The United States Thursday offered a reward of up to $5 million for information leading to the capture of a reputed Mexican drug cartel chieftain, whose group allegedly smuggles tons of cocaine and marijuana north each year.

Jorge Eduardo Costilla Sanchez has been charged in the U.S. with 12 counts of drug trafficking and money laundering and is also wanted for assaulting a federal law enforcement officer, U.S. Ambassador Tony Garza said in a U.S. Embassy statement.

"In addition to being an extremely dangerous criminal, Jorge Eduardo Costilla Sanchez is the linchpin of a network of drug dealers and murderers," he said.

He said Costilla Sanchez is believed to be the leader of the Gulf Cartel, an organization responsible for the distribution of thousands of pounds of cocaine and marijuana into Mexico and the United States yearly.

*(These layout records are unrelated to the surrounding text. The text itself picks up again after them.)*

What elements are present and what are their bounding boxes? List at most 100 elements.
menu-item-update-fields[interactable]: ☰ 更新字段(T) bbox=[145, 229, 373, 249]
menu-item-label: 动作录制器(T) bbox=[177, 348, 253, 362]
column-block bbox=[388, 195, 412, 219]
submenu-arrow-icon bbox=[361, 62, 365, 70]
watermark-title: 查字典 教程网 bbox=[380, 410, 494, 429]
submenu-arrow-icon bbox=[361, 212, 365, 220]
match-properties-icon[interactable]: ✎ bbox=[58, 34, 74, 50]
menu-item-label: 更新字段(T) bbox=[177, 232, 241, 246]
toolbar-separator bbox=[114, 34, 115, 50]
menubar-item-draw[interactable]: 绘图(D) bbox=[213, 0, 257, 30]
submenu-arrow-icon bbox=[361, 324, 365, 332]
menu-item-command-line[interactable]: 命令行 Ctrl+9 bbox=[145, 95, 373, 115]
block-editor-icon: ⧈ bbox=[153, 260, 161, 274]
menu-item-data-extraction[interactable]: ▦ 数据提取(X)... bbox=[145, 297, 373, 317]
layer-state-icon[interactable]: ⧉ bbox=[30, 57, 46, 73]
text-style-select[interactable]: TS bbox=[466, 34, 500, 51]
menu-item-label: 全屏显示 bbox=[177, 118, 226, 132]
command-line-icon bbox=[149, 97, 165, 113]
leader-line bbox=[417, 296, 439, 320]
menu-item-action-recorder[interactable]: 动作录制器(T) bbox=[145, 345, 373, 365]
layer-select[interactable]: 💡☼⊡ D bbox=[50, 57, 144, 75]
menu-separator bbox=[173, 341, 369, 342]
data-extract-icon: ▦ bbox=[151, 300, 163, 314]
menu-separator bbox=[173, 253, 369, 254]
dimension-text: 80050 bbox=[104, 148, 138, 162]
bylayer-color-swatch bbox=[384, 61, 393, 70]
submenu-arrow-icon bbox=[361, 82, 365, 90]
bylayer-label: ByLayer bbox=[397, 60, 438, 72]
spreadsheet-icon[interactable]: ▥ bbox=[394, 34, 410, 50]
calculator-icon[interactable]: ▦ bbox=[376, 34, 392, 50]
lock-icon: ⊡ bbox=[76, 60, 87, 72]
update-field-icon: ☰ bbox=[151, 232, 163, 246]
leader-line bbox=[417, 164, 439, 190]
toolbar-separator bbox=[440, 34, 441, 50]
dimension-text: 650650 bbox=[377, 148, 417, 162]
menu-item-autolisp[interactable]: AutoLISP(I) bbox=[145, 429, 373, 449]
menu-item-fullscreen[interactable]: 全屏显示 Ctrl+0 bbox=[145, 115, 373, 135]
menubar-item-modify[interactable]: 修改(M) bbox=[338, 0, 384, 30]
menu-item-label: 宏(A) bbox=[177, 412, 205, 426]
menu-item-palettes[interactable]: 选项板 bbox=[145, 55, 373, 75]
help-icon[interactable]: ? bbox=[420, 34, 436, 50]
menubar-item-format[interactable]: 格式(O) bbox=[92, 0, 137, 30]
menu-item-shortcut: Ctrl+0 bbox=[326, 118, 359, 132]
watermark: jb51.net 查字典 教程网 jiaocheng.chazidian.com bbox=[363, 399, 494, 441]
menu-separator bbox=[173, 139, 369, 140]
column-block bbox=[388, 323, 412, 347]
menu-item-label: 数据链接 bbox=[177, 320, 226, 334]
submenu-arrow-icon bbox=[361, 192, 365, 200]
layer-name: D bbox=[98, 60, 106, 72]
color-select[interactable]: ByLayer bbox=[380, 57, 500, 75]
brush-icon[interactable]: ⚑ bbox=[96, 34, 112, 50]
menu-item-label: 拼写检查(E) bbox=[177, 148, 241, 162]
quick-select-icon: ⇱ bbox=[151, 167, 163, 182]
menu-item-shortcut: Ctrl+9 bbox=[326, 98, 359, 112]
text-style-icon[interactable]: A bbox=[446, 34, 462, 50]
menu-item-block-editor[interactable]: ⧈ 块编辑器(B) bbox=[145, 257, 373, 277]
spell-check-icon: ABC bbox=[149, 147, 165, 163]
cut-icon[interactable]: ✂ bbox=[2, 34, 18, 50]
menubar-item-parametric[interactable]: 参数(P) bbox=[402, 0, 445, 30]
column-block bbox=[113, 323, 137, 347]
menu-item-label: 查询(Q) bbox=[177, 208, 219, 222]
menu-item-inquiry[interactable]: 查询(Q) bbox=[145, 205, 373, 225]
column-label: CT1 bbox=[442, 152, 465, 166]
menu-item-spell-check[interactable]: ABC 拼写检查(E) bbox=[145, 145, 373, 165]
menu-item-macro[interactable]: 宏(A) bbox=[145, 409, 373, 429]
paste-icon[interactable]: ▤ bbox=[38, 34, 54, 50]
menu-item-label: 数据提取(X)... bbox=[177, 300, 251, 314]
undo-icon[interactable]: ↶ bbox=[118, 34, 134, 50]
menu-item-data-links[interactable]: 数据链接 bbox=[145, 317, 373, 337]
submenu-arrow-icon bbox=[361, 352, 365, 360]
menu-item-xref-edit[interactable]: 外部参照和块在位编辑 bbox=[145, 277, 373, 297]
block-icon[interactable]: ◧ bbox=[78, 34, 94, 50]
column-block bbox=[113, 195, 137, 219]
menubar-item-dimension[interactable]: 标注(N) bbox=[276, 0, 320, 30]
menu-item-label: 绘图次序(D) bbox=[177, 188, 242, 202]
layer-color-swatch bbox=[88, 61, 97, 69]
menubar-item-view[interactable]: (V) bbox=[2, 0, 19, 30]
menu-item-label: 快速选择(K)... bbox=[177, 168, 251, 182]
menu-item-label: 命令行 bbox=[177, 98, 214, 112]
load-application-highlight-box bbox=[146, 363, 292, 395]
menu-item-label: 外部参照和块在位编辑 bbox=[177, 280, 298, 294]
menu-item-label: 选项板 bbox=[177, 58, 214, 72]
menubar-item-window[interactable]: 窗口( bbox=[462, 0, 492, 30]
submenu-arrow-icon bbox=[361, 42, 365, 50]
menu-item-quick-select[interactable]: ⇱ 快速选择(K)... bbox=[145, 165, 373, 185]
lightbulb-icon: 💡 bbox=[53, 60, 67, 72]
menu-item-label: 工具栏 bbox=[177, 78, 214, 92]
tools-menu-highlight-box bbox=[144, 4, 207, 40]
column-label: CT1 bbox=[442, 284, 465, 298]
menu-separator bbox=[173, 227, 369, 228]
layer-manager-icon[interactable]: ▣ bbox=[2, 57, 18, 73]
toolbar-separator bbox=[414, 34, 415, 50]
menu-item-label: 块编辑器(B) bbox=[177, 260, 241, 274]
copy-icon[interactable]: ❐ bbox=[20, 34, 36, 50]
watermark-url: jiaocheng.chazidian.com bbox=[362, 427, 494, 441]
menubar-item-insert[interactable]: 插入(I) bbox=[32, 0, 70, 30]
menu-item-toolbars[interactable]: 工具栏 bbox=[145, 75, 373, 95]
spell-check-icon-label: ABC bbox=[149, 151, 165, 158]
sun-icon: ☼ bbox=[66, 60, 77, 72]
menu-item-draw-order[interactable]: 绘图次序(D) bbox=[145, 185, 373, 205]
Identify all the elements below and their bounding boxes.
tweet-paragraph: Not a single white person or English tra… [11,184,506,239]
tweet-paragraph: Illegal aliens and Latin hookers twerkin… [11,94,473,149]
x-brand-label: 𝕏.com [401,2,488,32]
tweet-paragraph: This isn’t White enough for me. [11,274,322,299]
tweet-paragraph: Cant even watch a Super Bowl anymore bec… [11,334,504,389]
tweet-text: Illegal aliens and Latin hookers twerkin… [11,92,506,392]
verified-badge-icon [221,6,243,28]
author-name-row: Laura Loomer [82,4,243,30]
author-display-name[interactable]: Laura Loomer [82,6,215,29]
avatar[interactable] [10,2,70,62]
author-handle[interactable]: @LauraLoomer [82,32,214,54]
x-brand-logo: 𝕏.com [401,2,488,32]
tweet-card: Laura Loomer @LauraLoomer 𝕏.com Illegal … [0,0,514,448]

"Residents of our border communities will be significantly safer if he is apprehended and bought to justice," Garza said.

Costilla Sanchez has been linked to the brutal killing of newspaper columnist Francisco Arratia Saldierna, who was beaten to death in Matamoros in August 2004. Arratia Saldierna's reports on drug trafficking and organized crime might have prompted the attack.

The Gulf Cartel was thought to be headed by Osiel Cardenas until his 2003 capture following a shootout with police in Matamoros.

Mexican authorities believe Cardenas has continued to run much of his drug gang's operations from prison and may have formed an alliance with another jailed kingpin, Benjamin Arellano Felix, who is accused of heading the Tijuana-based smuggling syndicate that bears his family's name.

Both men are being held in the top-security La Palma prison west of Mexico City.

But Thursday's announcement emphasized Costilla Sanchez's role as chief of the cartel.

"We offer a reward of up to $5 million for information leading to his arrest," Garza said.

U.S. officials say that while Colombia remains the world's biggest producer of cocaine, more than 90 percent of it enters the United States through Mexico, and cartels based in this country are now the most powerful in the world.

Investigators have blamed mounting violence along the U.S.-Mexico border on a turf war between rival cartels over billion-dollar smuggling routes into the United States.